Um eine Bühne mit der sie erfüllenden Welt von Klängen, Farben und Gestalten hervorzuzaubern, dazu gehört zu allernächst Geld, sehr viel Geld. Die Kosten für das Bayreuther Theater sind vorläufig auf dreihunderttausend Thaler angeschlagen, und eigenthümlich ist die Art, wie sie zusammengebracht werden sollen. Es hat sich zu dem Zweck eine Actiengesellschaft gebildet, die den Betheiligten statt fetter Dividenden lediglich künstlerische Genüsse verheißt. Für dreihundert Thaler kann man einen sogenannten Patronatsschein erwerben und durch ihn das Recht, den ersten drei Vorstellungen der Nibelungen-Tetralogie beizuwohnen. Um den Ankauf zu erleichtern, sind diese Scheine in drei Serien getheilt, die auch einzeln abgegeben werden. Weil nun aber ein Preis von hundert Thalern für ein auf vier Tage gültiges Theaterbillet doch immer noch an die Zahlungsfähigkeit der Enthusiasten gewaltige Ansprüche macht, sind an vielen Orten Wagner-Vereine in’s Leben getreten, welche durch die Veranstaltung von Lotterien und musikalischen Aufführungen das Vorhaben ihres Herrn und Meisters zu fördern suchen. Es werden hier die Bayreuther Actien gegen einen Einsatz von zehn Thalern ausgespielt, ja selbst an arme, solcher Gunst würdige Kunstjünger verschenkt, und zu dem letzteren Zweck sind eben die zu erzielenden Concerteinnahmen bestimmt. Höchst sinnreich ist, wie man sieht, dieser ganze Apparat ausgedacht und in Scene gesetzt. Durch die geräuschvolle Art, in der er seine Arbeit verrichtet, muß er immer von Neuem die Blicke des Publicums auf die Angelegenheit lenken und zugleich gewährt er die Bürgschaft, daß der Dichtercomponist das von ihm in Aussicht gestellte große musikalisch-dramatische Nationalfest nur in dem geschlossenen Kreis seiner Freunde und Verehrer feiern wird.

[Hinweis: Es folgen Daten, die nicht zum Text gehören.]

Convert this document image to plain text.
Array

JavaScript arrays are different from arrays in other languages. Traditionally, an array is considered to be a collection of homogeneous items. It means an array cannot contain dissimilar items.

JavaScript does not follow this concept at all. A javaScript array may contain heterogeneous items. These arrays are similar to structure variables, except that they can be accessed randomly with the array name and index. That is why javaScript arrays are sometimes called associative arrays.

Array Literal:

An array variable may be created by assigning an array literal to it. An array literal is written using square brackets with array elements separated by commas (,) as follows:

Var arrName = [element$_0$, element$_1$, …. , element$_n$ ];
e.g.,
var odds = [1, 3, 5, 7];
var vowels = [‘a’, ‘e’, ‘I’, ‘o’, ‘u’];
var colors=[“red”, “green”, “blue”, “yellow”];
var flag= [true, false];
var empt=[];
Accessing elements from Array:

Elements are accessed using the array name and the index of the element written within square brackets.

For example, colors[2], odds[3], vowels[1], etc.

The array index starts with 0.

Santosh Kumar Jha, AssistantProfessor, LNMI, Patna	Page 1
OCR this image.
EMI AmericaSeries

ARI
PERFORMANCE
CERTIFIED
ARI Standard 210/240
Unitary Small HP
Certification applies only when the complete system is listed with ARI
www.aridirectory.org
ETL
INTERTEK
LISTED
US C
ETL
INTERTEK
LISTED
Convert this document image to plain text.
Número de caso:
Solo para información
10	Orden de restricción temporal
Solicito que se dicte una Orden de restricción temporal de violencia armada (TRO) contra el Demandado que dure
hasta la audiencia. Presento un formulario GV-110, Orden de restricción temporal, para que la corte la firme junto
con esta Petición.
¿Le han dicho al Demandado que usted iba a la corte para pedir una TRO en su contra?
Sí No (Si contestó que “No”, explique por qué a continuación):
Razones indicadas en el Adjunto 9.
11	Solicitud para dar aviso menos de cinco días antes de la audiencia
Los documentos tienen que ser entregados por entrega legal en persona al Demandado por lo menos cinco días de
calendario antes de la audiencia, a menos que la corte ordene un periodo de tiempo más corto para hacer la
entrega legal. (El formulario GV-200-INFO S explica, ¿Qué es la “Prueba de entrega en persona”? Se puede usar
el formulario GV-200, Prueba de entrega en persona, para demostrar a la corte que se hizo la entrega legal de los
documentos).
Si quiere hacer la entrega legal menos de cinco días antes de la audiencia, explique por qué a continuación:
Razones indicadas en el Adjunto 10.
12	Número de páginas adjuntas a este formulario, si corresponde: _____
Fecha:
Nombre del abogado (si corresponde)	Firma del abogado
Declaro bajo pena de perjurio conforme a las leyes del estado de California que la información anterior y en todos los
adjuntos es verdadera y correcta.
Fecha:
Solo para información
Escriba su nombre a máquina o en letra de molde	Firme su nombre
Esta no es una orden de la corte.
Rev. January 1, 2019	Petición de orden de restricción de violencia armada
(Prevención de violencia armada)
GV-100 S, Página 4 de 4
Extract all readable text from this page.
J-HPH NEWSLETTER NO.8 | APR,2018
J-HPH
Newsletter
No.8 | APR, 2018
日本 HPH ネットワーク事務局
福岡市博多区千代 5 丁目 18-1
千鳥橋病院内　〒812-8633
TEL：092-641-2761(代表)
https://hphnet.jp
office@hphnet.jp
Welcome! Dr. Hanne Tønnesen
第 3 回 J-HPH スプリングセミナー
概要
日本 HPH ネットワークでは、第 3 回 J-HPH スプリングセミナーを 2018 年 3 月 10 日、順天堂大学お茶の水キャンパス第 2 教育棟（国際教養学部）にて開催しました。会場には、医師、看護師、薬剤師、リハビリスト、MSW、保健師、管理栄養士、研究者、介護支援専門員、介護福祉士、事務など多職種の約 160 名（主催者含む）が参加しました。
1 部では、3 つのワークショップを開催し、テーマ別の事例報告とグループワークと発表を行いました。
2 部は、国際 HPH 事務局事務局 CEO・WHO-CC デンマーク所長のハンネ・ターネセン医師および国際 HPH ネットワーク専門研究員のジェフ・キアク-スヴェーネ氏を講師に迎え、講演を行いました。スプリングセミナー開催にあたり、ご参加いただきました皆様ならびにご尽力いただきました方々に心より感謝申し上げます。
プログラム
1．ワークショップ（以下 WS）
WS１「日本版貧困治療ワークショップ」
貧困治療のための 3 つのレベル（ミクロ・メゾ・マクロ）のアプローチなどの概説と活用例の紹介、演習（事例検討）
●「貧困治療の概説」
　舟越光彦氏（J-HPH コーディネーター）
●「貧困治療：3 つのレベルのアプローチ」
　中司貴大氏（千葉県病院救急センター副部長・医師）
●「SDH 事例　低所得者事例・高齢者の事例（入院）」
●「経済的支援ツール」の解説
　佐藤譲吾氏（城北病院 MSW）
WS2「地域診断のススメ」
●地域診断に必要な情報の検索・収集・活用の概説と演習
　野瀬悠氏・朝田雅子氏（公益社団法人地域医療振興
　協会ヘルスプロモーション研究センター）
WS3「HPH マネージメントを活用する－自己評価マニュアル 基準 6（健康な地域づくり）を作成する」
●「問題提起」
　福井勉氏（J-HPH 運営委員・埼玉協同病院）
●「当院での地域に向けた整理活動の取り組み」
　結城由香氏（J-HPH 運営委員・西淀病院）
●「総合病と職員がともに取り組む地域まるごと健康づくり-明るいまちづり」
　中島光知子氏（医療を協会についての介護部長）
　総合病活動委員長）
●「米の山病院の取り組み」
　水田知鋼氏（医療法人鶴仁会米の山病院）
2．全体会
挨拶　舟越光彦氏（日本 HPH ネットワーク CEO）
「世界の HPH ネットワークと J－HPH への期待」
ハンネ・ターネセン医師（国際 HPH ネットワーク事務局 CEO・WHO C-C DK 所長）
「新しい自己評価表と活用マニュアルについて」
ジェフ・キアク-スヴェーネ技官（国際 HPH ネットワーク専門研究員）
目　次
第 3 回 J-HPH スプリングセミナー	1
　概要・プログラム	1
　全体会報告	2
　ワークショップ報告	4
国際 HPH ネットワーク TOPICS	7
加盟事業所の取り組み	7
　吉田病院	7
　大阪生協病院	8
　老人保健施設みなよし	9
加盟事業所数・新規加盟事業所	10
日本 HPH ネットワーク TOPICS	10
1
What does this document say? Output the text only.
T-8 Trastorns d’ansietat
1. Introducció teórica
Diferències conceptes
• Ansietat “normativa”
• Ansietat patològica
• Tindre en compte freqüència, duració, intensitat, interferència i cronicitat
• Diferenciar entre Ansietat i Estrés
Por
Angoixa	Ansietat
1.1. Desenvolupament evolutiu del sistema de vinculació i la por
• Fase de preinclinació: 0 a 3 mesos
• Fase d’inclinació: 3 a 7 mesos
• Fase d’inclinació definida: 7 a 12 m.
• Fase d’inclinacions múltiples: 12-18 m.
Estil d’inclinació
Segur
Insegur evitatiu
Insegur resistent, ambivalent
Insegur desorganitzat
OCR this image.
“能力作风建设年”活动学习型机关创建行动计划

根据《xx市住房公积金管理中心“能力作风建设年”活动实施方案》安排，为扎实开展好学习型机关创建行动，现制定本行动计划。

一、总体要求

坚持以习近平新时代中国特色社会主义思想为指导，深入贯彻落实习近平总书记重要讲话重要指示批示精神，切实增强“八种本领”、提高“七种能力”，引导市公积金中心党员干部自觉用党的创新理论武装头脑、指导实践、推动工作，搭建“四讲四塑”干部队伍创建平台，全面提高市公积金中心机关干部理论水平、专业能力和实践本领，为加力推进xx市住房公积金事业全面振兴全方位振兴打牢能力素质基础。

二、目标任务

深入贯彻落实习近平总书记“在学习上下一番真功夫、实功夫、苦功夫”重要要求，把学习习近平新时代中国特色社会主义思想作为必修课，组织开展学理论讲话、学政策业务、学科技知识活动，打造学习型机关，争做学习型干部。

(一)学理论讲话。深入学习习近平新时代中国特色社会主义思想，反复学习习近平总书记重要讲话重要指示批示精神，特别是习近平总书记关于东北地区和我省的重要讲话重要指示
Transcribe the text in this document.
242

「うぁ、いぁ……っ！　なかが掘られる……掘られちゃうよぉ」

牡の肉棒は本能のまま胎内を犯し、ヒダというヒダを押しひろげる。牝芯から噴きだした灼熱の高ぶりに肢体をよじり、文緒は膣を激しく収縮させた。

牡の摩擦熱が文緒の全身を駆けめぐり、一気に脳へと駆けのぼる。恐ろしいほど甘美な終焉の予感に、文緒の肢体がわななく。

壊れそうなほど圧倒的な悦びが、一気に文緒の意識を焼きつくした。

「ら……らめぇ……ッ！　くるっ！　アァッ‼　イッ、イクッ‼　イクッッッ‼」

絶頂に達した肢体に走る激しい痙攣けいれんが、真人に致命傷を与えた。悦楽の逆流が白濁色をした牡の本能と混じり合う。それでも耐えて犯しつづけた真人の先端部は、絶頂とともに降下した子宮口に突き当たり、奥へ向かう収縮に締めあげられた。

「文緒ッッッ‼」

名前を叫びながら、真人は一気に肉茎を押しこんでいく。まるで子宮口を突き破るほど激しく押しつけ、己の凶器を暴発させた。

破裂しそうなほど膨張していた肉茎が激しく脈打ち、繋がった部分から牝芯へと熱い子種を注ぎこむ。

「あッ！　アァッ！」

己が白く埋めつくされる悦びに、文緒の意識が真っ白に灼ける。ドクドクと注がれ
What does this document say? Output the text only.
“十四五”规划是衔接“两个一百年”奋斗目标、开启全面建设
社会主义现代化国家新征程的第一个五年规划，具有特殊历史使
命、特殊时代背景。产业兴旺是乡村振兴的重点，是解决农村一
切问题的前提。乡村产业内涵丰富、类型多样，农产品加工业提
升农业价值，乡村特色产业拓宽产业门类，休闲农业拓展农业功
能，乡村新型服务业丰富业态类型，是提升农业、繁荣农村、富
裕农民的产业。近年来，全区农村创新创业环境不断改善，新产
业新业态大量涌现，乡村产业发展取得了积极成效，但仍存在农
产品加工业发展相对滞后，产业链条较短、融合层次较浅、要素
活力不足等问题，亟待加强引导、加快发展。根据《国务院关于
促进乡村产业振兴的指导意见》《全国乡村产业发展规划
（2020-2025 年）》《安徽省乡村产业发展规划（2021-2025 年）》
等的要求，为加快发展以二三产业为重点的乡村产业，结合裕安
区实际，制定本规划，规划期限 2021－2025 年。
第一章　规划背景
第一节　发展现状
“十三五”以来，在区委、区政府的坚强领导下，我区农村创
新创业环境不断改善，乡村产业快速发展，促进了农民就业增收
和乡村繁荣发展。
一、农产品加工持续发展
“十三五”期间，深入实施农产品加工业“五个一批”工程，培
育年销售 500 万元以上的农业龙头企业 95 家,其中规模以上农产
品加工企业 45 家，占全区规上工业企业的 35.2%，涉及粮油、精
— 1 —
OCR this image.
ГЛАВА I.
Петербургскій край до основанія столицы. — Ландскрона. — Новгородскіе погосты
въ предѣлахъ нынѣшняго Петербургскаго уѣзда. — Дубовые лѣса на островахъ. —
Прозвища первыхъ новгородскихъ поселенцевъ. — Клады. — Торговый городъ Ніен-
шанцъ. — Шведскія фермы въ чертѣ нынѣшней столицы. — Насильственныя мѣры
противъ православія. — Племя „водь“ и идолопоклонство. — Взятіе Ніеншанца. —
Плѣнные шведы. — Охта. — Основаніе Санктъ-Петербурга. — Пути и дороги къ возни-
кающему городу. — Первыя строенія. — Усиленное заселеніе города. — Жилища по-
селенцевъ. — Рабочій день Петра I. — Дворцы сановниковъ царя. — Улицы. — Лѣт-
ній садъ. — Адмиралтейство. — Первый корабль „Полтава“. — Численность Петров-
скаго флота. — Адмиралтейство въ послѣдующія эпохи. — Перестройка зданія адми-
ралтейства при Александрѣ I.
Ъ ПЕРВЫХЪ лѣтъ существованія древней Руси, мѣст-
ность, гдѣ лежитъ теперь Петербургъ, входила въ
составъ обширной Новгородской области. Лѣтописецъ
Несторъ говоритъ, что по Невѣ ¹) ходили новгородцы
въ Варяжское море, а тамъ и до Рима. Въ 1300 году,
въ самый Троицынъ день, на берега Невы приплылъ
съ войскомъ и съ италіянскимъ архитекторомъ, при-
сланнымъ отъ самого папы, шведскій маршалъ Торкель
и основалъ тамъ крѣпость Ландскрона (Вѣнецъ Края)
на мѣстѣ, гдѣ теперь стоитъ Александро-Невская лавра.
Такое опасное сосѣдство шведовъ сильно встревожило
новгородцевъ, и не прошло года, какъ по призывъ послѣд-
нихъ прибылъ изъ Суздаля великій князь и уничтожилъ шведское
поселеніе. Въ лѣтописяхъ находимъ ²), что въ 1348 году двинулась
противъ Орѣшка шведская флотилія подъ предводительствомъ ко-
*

In Gegenwart zahlreicher Gäste unter Sang und Klang, großem Gepränge und vielen Reden ist am 22. Mai des vergangenen Jahres, dem neunundfünfzigsten Geburtstage Wagner’s, der Grundstein zur neuen Bühne gelegt. Wann sie für die Aufführung der Nibelungen bereit sein wird, hängt vor Allem von dem Zufluß der nothwendigen Geldmittel ab. Man sollte fast glauben, daß der Gründungs-Verein die Kostspieligkeit des [061] ganzen Unternehmens viel zu gering geschätzt, daß er in dem Voranschlag die Rechnung ohne den Wirth gemacht. Da hier die Actionäre des Theaters zugleich dessen Publicum bilden, muß aus dem von ihnen aufgebrachten Capital nicht blos der Bau, sondern auch der gesammte künstlerische Betrieb bestritten werden. Wagner beabsichtigt sein Orchester ungewöhnlich massenhaft zu besetzen, dazu durchweg mit den erlesensten Kräften. Auch nur die allerbesten Sänger und Sängerinnen gedenkt er für sein Werk zu werben. Im Voraus gar nicht zu berechnen ist aber der Aufwand an Mühe und Zeit, dessen es bedürfen wird, um alle an der Darstellung Betheiligten zur genauesten Erfüllung ihrer musikalischen und dramatischen Pflichten in den Stand zu setzen. Was es mit dem Einstudiren einer Wagner’schen Partitur auf sich hat, kann man ungefähr danach ermessen, daß der ersten Berliner Aufführung der „Meistersinger“ etwa fünfzig Proben vorangingen, und hier handelte es sich doch nur um eine einzige Oper, während in Bayreuth gleich vier auf einmal das Licht der Lampen erblicken sollen. Auch macht es einen gewaltigen Unterschied, ob man ein lediglich für den bestimmten Anlaß improvisirtes Personal zur Verfügung hat, oder einen in langjähriger Zucht und Gewöhnung zusammengewachsenen und erstarkten Organismus. Außerordentliche Summen muß ferner das Decorations- und Maschinenwesen verschlingen, welchem, wie wir sahen, in den Nibelungen eine gar einflußreiche Rolle beschieden ist. Es steht zu erwarten, daß für so viele Anforderungen und Bedürfnisse der Säckel der Patrone nicht langen wird. In diesem Fall hat jedoch der Bauherr des Theaters einen letzten kräftigen Rückhalt an der ihm gegenüber stets geöffneten Hand seines großmüthigen Freundes und Gönners, des jungen bayrischen Königs.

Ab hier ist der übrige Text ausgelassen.